According to these folks, Vycor contains silica.

Where can I get my hands on a Vycor dish that does not contain silica?

Thank you,

kadriver


----------



## Irons (Sep 27, 2014)

kadriver said:


> VYCOR® glass has several exceptional properties. Since it is 96% silica, it is similar to fused quartz in its thermal properties. It may be used at much higher temperatures than PYREX Code No. 7740 borosilicate glass and will withstand considerably more thermal shock. VYCOR® products can be used continuously at 900°C and intermittently to 1200°C. Containing only five elements, it is used for very precise analytical work.
> 
> VYCOR® glass is formed as a borosilicate type glass. It is then subjected to a chemical treatment that removes most of the elements in the glass except silica (SiO2). Glass is then reheated to eliminate the microscopic holes caused by the chemical treatment. Only quartz has higher silica content.
> 
> ...



Only in your Dreams.

I think folks are getting a little too hung-up on Silica. It would be a concern for analytical work, but for practical purposes, a non issue.


----------



## Lou (Sep 28, 2014)

For practical purposes, an issue with Pd.


----------



## Irons (Sep 29, 2014)

Lou said:


> For practical purposes, an issue with Pd.



I thought this was a discussion about Calcining, not Melting.


----------



## Platdigger (Sep 29, 2014)

Lou said:


> ZrO2 or MgO.



This may have been discussed but, how about graphite?


----------



## Harold_V (Sep 30, 2014)

Platdigger said:


> Lou said:
> 
> 
> > ZrO2 or MgO.
> ...


If memory serves, carbides can form when there's carbon present, and is the reason why an oxy/acet torch is not recommended for melting the platinum metals. I suspect graphite would be a poor choice as a result. 

Harold


----------



## Lou (Sep 30, 2014)

I've attached this paper before.

I'm talking about calcining, specifically. You should never melt PGMs in silicaceous material (ZrO2, MgO, CaO, and less optimally, Al2O3).
So what's a chemist to do? Line your quartz boats with zirconia.

The carbide side of things is more for organics stuck in the PGM sponge (i.e. filter paper)--although if you have a mixture of graphite dust and platinum, it can carbidize the sponge.

Vycor is almost as thermally shock resistant as quartz. It's easier to work and cheaper.


----------



## g_axelsson (Sep 30, 2014)

The article is about PGM:s simplifies reduction of refractive oxides in reducing conditions. (hydrogen gas, CO, carbon powder in vacuum)

I've been reading it on and off for the last couple of days. Interesting reading. In the first page is this passage.

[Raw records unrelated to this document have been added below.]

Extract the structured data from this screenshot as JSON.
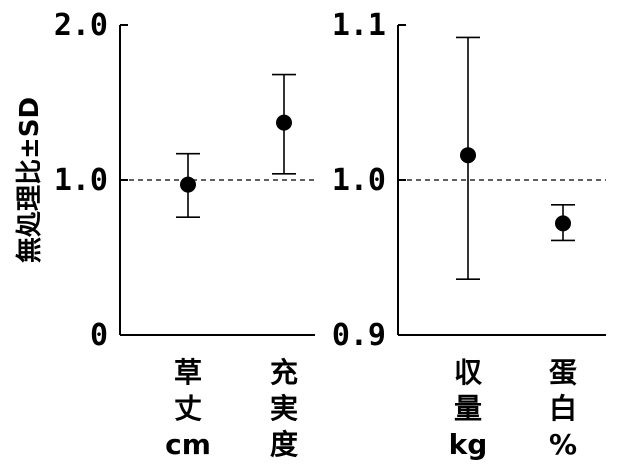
{
  "chart_data": [
    {
      "type": "scatter",
      "ylabel": "無処理比±SD",
      "ylim": [
        0,
        2.0
      ],
      "yticks": [
        "0",
        "1.0",
        "2.0"
      ],
      "reference_line": 1.0,
      "categories": [
        [
          "草",
          "丈",
          "cm"
        ],
        [
          "充",
          "実",
          "度"
        ]
      ],
      "points": [
        {
          "y": 0.97,
          "sd_low": 0.76,
          "sd_high": 1.17
        },
        {
          "y": 1.37,
          "sd_low": 1.04,
          "sd_high": 1.68
        }
      ]
    },
    {
      "type": "scatter",
      "ylim": [
        0.9,
        1.1
      ],
      "yticks": [
        "0.9",
        "1.0",
        "1.1"
      ],
      "reference_line": 1.0,
      "categories": [
        [
          "収",
          "量",
          "kg"
        ],
        [
          "蛋",
          "白",
          "%"
        ]
      ],
      "points": [
        {
          "y": 1.016,
          "sd_low": 0.936,
          "sd_high": 1.092
        },
        {
          "y": 0.972,
          "sd_low": 0.961,
          "sd_high": 0.984
        }
      ]
    }
  ]
}
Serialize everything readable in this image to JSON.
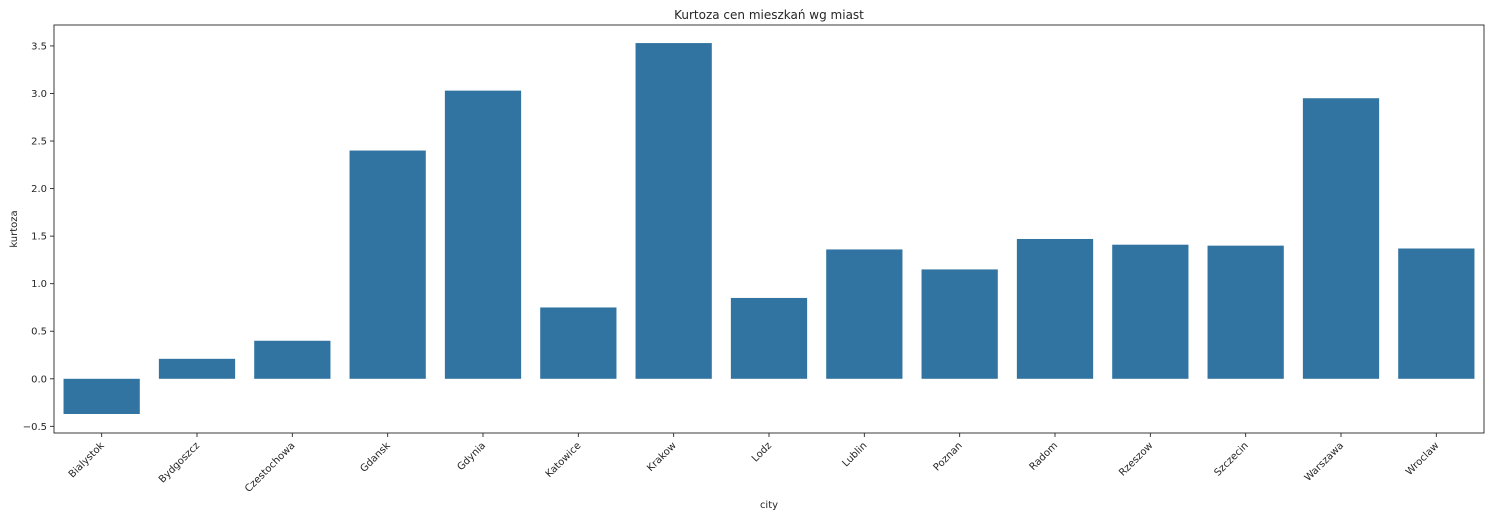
{
  "chart_data": {
    "type": "bar",
    "title": "Kurtoza cen mieszkań wg miast",
    "xlabel": "city",
    "ylabel": "kurtoza",
    "categories": [
      "Bialystok",
      "Bydgoszcz",
      "Czestochowa",
      "Gdansk",
      "Gdynia",
      "Katowice",
      "Krakow",
      "Lodz",
      "Lublin",
      "Poznan",
      "Radom",
      "Rzeszow",
      "Szczecin",
      "Warszawa",
      "Wroclaw"
    ],
    "values": [
      -0.37,
      0.21,
      0.4,
      2.4,
      3.03,
      0.75,
      3.53,
      0.85,
      1.36,
      1.15,
      1.47,
      1.41,
      1.4,
      2.95,
      1.37
    ],
    "ylim": [
      -0.57,
      3.72
    ],
    "yticks": [
      -0.5,
      0.0,
      0.5,
      1.0,
      1.5,
      2.0,
      2.5,
      3.0,
      3.5
    ],
    "ytick_labels": [
      "−0.5",
      "0.0",
      "0.5",
      "1.0",
      "1.5",
      "2.0",
      "2.5",
      "3.0",
      "3.5"
    ],
    "grid": false,
    "bar_color": "#3274a1"
  }
}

> The more stable and refractory base metal
> oxides can also react with platinum in an
> argon atmosphere, in vacuum, or even in
> air, the reactions being particularly severe
> ...


This shows that inter-metallics are formed even without a reducing atmosphere, but the marked part gives hints that oxygen suppresses creation of inter-metallic compounds.

A small disclaimer is in place here. I have no practical experience of calcining or melting PGM:s . I just enjoy discussing and learning the chemistry, so I can say some quite stupid things sometimes.

Göran


----------



## Lou (Sep 30, 2014)

Handling PGMs almost every day, you start see little things.


Issue is getting magnesia to stick well to silica.


----------



## kadriver (Sep 30, 2014)

With respect to palladium, if fused quartz is a poor choice, and Vycor is only a little better than fused quartz, then what is the better chose for reducing the metal from the salt. Instead of calcining, can the metal be rendered chemically?

kadriver


----------



## Platdigger (Oct 1, 2014)

I believe what they are saying here is, that it is ok to calcine in a fused quartz dish or the Vycor.

As far as rendering pd chemically Steve made this statement not long ago.
" Calcine the purified colored salt or reduce with hydrazine, formic acid, or your favorite reducing agent."
If I remember right sodium borohydride is also a good one for that.


----------



## kadriver (Oct 1, 2014)

Platdigger said:


> I believe what they are saying here is, that it is ok to calcine in a fused quartz dish or the Vycor.
> 
> As far as rendering pd chemically Steve made this statement not long ago.
> " Calcine the purified colored salt or reduce with hydrazine, formic acid, or your favorite reducing agent."
> If I remember right sodium borohydride is also a good one for that.



Ok, when I get the pure Pd salt then I will try this process instead of calcining. Thank you.

kadriver


----------



## Lou (Oct 1, 2014)

Best way to do reduction in an expedient time, say 4-5 hours, is with sodium formate with formic acid dripped in over time. At the end it may be boiled in dilute sulfuric to get heavy metallic sand. 

This doesn't work so well on Pt; hydrazine and caustic, or better yet, heat.


----------